First, he places a premium on maintaining the group’s financial integrity, continual growth, and brand diversity of the companies under the LVMH umbrella. For example, if one leg, such a watches and jewelry falls in revenue, it’s likely that another leg such as wine and spirits or leather goods will be on the upswing, balancing out the profit margin. In a sense, it’s kind of like the post-Titanic compartmentalization of a ships hull; the Titanic hit an iceberg and the entire hull filled with water insuring that the mega-liner tore apart under the pressure and sunk to the deepest part of the ocean. Under the compartmentalization approach, if a tear or hole occurs, only one section fills up with water, while the others remain insulated from the hole and the subsequent intake of water. The ship stays afloat because the damage is isolated. Metaphorically speaking, Arnault has compartmentalized LVMH, so that if one sector hits the proverbial iceberg, the damage to the overall “ship” will be isolated and cannot sink the rest of the brands.

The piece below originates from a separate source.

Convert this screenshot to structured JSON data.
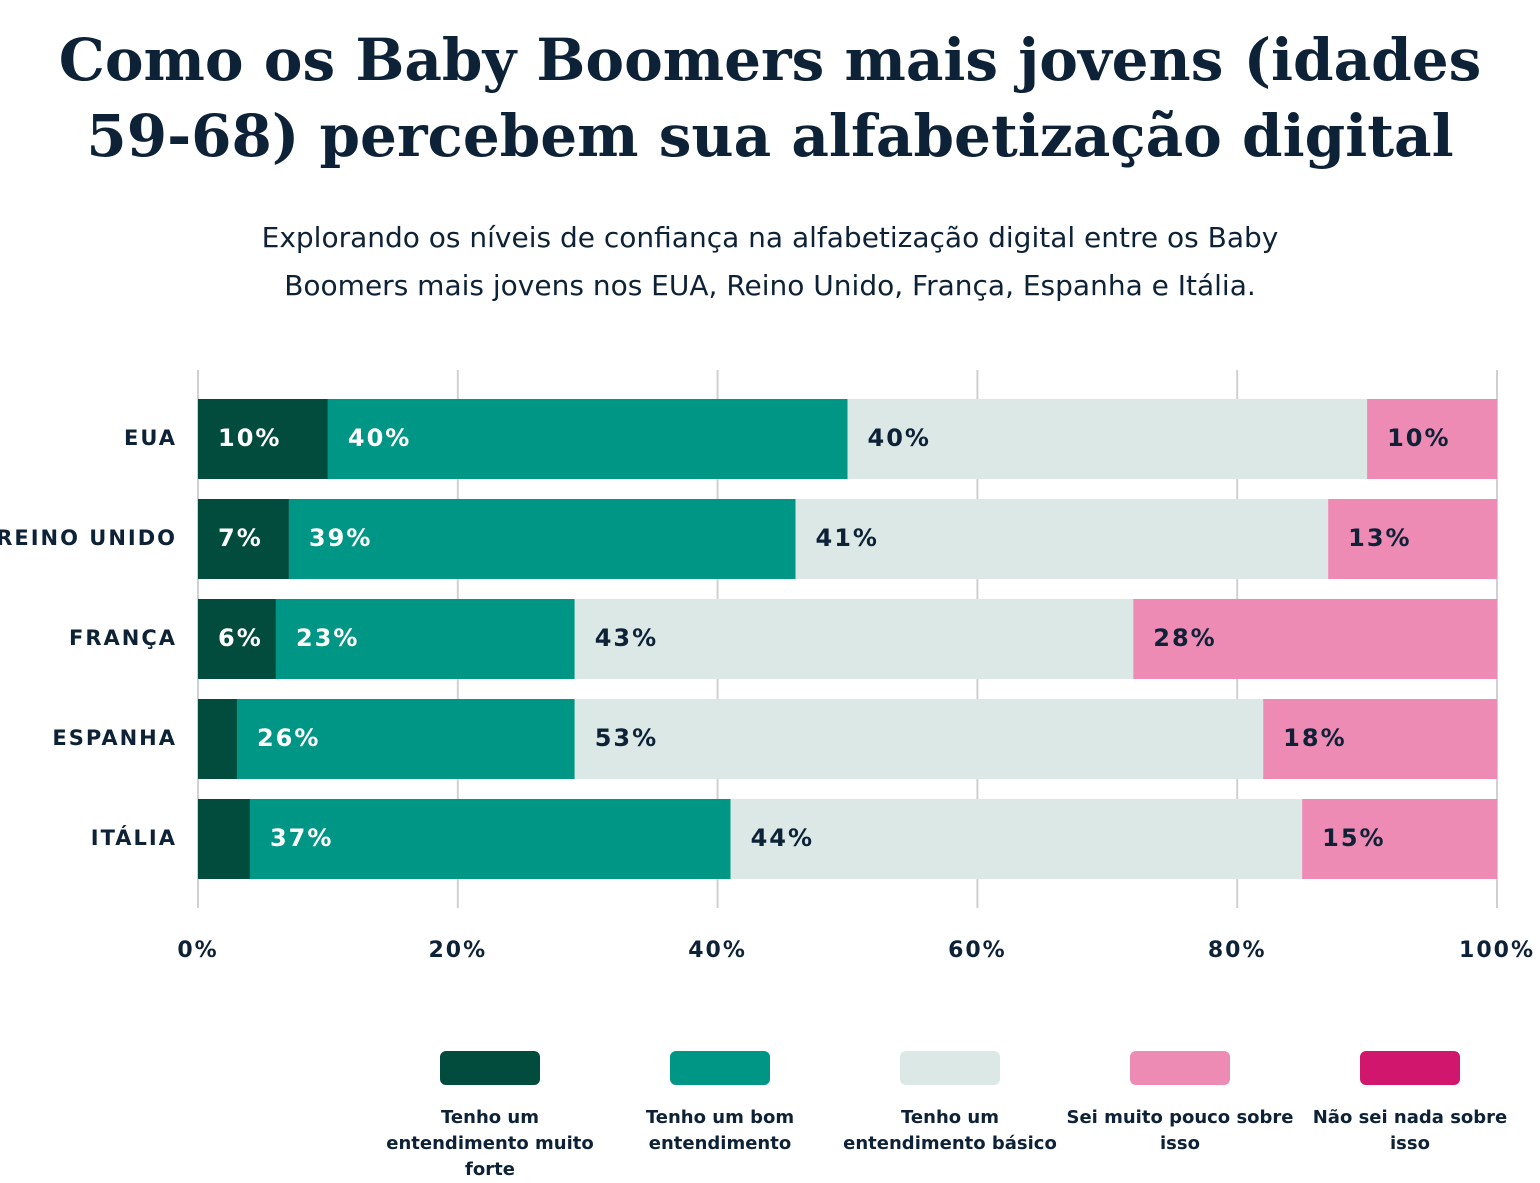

Second, Arnault is a devout believer in the “power of the first mover.” A central tenet to supply-side economics, there’s always a premium in being the first person in on an idea, a market, or a consumer base. Arnault believes just that and consequently, he focuses on emerging markets and corners the profit in areas where no luxury good outposts formerly existed. Setting up a retail shop in areas, like Mongolia, drives up the demand for luxury goods, but has a low overhead and operating costs, which increases the revenue for the conglomerate. The Louis Vuitton retail store in Mongolia, set up just last year, is already turning a profit. This is incredible for two reasons: 1) turning a profit in a high-end luxury goods market in one year is unthinkable, and 2) it was in Mongolia!
Preserve the past by Ensuring the future…
Currently, two of Mr. Arnault’s children work for the company, but both started at the bottom and worked their way up to an executive position. Early on, Antoine and Daphine were introduced to the company, when their father would take them to retail stores and discuss with the children what was taking place within the confines of the company.
Antoine, now head of communications for Louis Vuitton, earned his MBA at Instead and spent two years on an internet venture before joining LVMH. He started off working as a sales associate at Louis Vuitton in Paris and eventually taking a management position overseeing 13 retail stores. Dalphine, Mr. Arnault’s daughter, studied at the London School of Economics, and worked elsewhere for a few years before joining LVMH as a perfume girl for Dior. She is now third in charge at the Dior label.
Mr. Arnault has three younger boys, all of whom he hopes will also join the family business, though he vows to never force such a role onto any of them. Even Helene Mercier, Mr. Arnault’s wife, will weigh in from time to time, when a new bag or perfume is in the works, and asked for her more “feminine opinion.” It truly is a family affair.
On the surface, the bags are gorgeous, the perfumes are lavish and the watches are exquisite, but peeling back the curtain reveals a man who had an idea, made a few mistakes and yet continues to grow. A story of heritage and a story of hard work. A man who is in high demand on the French social scene, but who prefers to stay at home and help his children with their homework. A book where the inside story fits the beautifully crafted exterior cover.